Do not be mistaken, Derrick. This is not JUST because you are small in stature, though that is certainly a factor. It is because you are small in mind, small in ambition, small in courage and small in relevance. You hide yourself in the ranks of the rest of your diminutive peers. At least QDT had the wherewithal to step outside the warm, safe confines of that division and into a place as frightening and dangerous as the Glory US Title tournament. Of course, once he did, he was handily dispatched by the Evolved Man. And you, now stepping out of this comfort zone as you recently have, will also be handily dispatched by the Evolved Man. Do yourself a service and lay down quickly when it becomes a proper Civil War. Otherwise you might get hurt.

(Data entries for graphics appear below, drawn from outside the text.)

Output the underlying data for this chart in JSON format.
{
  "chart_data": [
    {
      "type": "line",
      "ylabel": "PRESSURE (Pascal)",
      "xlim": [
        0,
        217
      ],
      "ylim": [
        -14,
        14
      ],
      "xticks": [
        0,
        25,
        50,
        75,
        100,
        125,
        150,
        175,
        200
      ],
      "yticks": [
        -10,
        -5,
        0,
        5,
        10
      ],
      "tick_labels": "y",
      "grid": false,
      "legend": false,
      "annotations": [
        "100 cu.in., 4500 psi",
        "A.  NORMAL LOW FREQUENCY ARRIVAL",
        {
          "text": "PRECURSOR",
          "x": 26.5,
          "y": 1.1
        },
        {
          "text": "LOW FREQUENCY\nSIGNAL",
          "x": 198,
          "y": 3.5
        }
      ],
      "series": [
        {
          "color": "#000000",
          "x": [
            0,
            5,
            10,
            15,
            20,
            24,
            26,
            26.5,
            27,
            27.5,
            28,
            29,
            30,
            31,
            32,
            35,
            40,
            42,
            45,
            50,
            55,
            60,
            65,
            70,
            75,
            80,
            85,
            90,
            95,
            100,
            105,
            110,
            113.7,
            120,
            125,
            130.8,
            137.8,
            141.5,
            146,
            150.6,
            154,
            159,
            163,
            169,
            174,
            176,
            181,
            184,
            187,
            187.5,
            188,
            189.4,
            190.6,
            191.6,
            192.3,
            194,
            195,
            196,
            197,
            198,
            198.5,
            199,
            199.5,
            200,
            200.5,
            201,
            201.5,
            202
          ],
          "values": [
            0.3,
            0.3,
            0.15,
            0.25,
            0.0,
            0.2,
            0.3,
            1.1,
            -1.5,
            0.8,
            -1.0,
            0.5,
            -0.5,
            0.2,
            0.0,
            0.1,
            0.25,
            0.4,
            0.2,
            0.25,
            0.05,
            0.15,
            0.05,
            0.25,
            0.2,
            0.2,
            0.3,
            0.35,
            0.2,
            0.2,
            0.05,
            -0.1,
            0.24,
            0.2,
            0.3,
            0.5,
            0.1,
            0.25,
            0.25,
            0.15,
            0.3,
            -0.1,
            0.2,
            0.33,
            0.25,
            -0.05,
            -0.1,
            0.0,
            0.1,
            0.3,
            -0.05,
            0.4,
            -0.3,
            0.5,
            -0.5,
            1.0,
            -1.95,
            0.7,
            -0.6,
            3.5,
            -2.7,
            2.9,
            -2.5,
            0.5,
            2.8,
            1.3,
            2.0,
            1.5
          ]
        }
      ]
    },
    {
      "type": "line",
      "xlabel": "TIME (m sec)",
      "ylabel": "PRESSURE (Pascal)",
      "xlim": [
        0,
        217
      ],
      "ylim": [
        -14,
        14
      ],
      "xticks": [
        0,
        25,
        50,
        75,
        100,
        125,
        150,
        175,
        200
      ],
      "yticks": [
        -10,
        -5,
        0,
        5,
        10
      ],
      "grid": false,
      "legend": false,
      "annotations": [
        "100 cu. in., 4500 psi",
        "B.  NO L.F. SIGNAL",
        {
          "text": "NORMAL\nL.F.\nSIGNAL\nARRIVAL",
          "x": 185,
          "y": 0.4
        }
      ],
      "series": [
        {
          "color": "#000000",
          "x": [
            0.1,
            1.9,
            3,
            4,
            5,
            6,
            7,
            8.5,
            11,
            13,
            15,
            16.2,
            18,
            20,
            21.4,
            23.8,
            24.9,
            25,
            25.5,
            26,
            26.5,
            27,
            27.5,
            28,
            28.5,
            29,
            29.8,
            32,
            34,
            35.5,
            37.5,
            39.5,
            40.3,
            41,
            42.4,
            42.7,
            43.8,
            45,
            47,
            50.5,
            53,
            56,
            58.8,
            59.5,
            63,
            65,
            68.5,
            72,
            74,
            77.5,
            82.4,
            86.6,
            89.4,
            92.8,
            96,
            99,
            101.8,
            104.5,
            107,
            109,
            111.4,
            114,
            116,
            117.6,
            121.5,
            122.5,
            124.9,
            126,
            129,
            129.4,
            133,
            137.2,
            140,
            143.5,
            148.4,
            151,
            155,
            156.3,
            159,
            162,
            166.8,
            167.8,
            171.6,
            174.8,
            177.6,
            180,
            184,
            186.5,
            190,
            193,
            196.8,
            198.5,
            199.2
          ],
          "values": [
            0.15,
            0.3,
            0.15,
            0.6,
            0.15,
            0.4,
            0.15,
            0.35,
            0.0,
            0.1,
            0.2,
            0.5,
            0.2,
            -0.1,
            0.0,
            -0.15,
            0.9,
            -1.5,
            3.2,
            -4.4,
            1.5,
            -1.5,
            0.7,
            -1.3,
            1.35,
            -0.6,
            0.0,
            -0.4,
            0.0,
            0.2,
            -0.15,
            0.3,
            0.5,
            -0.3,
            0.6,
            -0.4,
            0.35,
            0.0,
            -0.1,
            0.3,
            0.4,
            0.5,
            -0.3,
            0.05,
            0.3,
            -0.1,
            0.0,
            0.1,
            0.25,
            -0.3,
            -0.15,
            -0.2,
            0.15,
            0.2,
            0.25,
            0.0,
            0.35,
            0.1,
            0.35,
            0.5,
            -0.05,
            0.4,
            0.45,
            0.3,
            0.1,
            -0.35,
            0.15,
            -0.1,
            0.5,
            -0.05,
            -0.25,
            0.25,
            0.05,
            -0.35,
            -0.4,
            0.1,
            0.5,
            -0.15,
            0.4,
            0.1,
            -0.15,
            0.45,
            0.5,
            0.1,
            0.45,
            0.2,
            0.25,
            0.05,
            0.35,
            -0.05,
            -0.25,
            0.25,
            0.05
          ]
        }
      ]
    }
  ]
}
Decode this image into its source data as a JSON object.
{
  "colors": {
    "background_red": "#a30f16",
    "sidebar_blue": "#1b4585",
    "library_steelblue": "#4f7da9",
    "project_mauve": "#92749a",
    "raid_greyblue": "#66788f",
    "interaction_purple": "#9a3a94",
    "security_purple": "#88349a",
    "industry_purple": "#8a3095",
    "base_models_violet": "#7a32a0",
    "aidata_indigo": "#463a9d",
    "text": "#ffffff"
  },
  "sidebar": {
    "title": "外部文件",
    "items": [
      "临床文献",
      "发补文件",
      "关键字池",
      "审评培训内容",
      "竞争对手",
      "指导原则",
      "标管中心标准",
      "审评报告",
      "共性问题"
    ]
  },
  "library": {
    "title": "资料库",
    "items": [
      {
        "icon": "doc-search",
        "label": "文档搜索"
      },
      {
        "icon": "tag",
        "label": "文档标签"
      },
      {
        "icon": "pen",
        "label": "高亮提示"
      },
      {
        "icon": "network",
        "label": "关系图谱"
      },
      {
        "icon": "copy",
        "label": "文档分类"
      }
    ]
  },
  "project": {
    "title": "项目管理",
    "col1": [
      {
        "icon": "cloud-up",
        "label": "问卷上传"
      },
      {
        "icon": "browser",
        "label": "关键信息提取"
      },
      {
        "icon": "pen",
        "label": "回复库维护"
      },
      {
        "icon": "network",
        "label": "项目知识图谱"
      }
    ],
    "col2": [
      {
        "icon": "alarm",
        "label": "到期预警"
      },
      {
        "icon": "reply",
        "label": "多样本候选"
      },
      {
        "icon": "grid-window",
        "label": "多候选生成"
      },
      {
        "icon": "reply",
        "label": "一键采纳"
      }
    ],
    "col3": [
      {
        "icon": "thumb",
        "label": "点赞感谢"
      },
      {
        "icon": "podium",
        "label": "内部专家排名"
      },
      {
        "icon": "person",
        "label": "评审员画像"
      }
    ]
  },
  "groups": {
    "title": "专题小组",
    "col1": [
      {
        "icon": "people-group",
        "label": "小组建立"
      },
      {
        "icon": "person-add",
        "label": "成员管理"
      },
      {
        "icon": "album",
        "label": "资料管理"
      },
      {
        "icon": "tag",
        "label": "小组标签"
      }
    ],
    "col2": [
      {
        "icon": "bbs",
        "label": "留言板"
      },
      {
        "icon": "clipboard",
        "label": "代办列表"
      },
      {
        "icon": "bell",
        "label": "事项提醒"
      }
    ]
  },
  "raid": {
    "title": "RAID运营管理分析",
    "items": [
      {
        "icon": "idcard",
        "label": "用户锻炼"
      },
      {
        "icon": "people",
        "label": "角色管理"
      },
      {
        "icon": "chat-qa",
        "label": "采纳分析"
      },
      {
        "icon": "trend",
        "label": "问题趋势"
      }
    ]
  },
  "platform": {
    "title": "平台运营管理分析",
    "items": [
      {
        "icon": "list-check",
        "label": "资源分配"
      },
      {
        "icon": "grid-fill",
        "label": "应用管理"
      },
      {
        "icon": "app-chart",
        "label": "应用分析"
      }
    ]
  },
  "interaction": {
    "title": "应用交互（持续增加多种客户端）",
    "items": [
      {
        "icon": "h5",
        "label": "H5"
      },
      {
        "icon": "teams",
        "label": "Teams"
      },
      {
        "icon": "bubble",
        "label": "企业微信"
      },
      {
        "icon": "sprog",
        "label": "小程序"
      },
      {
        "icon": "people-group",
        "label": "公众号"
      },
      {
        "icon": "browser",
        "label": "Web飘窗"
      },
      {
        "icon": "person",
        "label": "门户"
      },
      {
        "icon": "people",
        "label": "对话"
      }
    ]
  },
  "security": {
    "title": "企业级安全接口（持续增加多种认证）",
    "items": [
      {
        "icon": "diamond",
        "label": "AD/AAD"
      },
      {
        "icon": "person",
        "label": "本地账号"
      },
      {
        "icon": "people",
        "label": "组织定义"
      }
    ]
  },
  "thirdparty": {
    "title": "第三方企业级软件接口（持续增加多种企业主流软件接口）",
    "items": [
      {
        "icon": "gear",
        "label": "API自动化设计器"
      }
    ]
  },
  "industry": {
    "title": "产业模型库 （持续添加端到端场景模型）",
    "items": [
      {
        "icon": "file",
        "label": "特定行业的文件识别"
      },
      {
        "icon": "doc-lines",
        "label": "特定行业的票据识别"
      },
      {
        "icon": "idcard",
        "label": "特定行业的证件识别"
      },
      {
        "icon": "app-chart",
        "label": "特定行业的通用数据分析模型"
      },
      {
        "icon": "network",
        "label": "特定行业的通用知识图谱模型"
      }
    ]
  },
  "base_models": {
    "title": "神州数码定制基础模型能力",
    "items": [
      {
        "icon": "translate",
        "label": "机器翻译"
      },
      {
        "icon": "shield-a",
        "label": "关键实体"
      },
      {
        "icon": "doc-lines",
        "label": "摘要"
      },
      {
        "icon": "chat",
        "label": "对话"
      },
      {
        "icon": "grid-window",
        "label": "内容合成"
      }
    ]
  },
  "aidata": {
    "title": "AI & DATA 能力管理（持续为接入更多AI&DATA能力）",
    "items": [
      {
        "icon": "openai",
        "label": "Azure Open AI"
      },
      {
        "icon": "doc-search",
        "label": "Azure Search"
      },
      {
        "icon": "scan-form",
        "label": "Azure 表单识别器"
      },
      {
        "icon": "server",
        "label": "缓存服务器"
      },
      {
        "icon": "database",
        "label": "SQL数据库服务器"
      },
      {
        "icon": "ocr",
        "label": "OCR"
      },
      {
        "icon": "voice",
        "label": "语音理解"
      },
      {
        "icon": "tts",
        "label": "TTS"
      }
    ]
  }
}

That is it then. That is my upcoming “Civil War.” But here we do not have brother vs brother. We do not have ideological opposites letting blood for economic or political reasons. No, here the two sides are simpler. There is Evolution...and all of you. And we all know which one will win.
Burn it down.
Salt the earth.
Evolution comes.
With that Walter turns back toward the victorian glass house and suddenly smashes both hands through the glass, shattering two large panels. The tiny shards cut his forearms, blood seeps from his skin. Walter bellows and grabs an old, iron cross bar that supports the structure. He pulls it and it moves slightly.
Etta: What in the hell…
He pulls again with another scream and this time it bends. Other glass panes pop and shatter. Another scream and he tears the iron bars from the structure and an entire side of the glass house falls down. Etta sprints away to get clear of the glass. Walter smiles as the shards rain down around him.